What are the requirements for an application for a patent for invention
(1) Novelty
Novelty means that the invention or utility model does not belong to the prior art; No unit or individual has filed an application for the same invention or utility model with the administrative department for patent in the State Council before the filing date, and it is recorded in the patent application documents published or announced after the filing date. The invention or utility model for which a patent is applied must meet the standards of novelty, and must be different from the existing technology, and there shall be no conflicting application at the same time.
(II) Creativity
Creativity means that compared with the existing technology before the filing date, the invention has outstanding substantive features and remarkable progress, and the utility model has substantive features and progress. The invention or utility model for which a patent is applied must be substantially different from the existing technology before the application date in terms of the composition of the technical scheme, and must be the result of creative thinking activities, not the result that the existing technology can naturally obtain through simple analysis, induction and reasoning. The creativity of invention is higher than that of utility model.

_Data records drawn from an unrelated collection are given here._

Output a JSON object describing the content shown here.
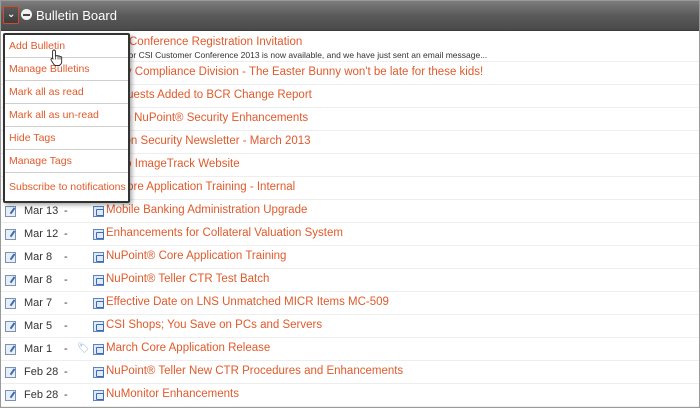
{
  "header": {
    "title": "Bulletin Board"
  },
  "menu": {
    "items": [
      "Add Bulletin",
      "Manage Bulletins",
      "Mark all as read",
      "Mark all as un-read",
      "Hide Tags",
      "Manage Tags",
      "Subscribe to notifications"
    ]
  },
  "bulletins": [
    {
      "date": "",
      "title": "mer Conference Registration Invitation",
      "sub": "bsite for CSI Customer Conference 2013 is now available, and we have just sent an email message..."
    },
    {
      "date": "",
      "title": "atory Compliance Division - The Easter Bunny won't be late for these kids!"
    },
    {
      "date": "",
      "title": "Requests Added to BCR Change Report"
    },
    {
      "date": "",
      "title": "ming NuPoint® Security Enhancements"
    },
    {
      "date": "",
      "title": "nation Security Newsletter - March 2013"
    },
    {
      "date": "",
      "title": "ge to ImageTrack Website"
    },
    {
      "date": "",
      "title": "nt Core Application Training - Internal"
    },
    {
      "date": "Mar 13",
      "title": "Mobile Banking Administration Upgrade"
    },
    {
      "date": "Mar 12",
      "title": "Enhancements for Collateral Valuation System"
    },
    {
      "date": "Mar 8",
      "title": "NuPoint® Core Application Training"
    },
    {
      "date": "Mar 8",
      "title": "NuPoint® Teller CTR Test Batch"
    },
    {
      "date": "Mar 7",
      "title": "Effective Date on LNS Unmatched MICR Items MC-509"
    },
    {
      "date": "Mar 5",
      "title": "CSI Shops; You Save on PCs and Servers"
    },
    {
      "date": "Mar 1",
      "title": "March Core Application Release",
      "tagged": true
    },
    {
      "date": "Feb 28",
      "title": "NuPoint® Teller New CTR Procedures and Enhancements"
    },
    {
      "date": "Feb 28",
      "title": "NuMonitor Enhancements"
    }
  ],
  "dash": "-",
  "icons": {
    "toggle": "chevron-down-icon",
    "minimize": "minus-circle-icon",
    "row": "bulletin-doc-icon",
    "link": "bulletin-link-icon",
    "tag": "tag-icon",
    "cursor": "hand-pointer-icon"
  },
  "colors": {
    "link": "#e05a2b",
    "header": "#5a5a5a",
    "toggle_border": "#d44a2a"
  }
}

Creative judgment is based on the knowledge and judgment ability of ordinary technicians in their respective fields.
(III) Practicality
Practicality means that the invention or utility model can be manufactured or used, and can produce positive effects. It has two meanings: first, the technology can be manufactured or used in industry. Industries include industry, agriculture, forestry, aquaculture, animal husbandry, transportation and service industries. Manufacturing and utilization in industry refers to the feasibility and reproducibility. Second, it must be able to produce positive effects, that is, compared with the existing technology, the invention or utility model for which a patent is applied can produce better economic or social benefits, such as increasing the number of products, improving the quality of products, increasing the functions of products, saving energy or resources, preventing and controlling environmental pollution, etc.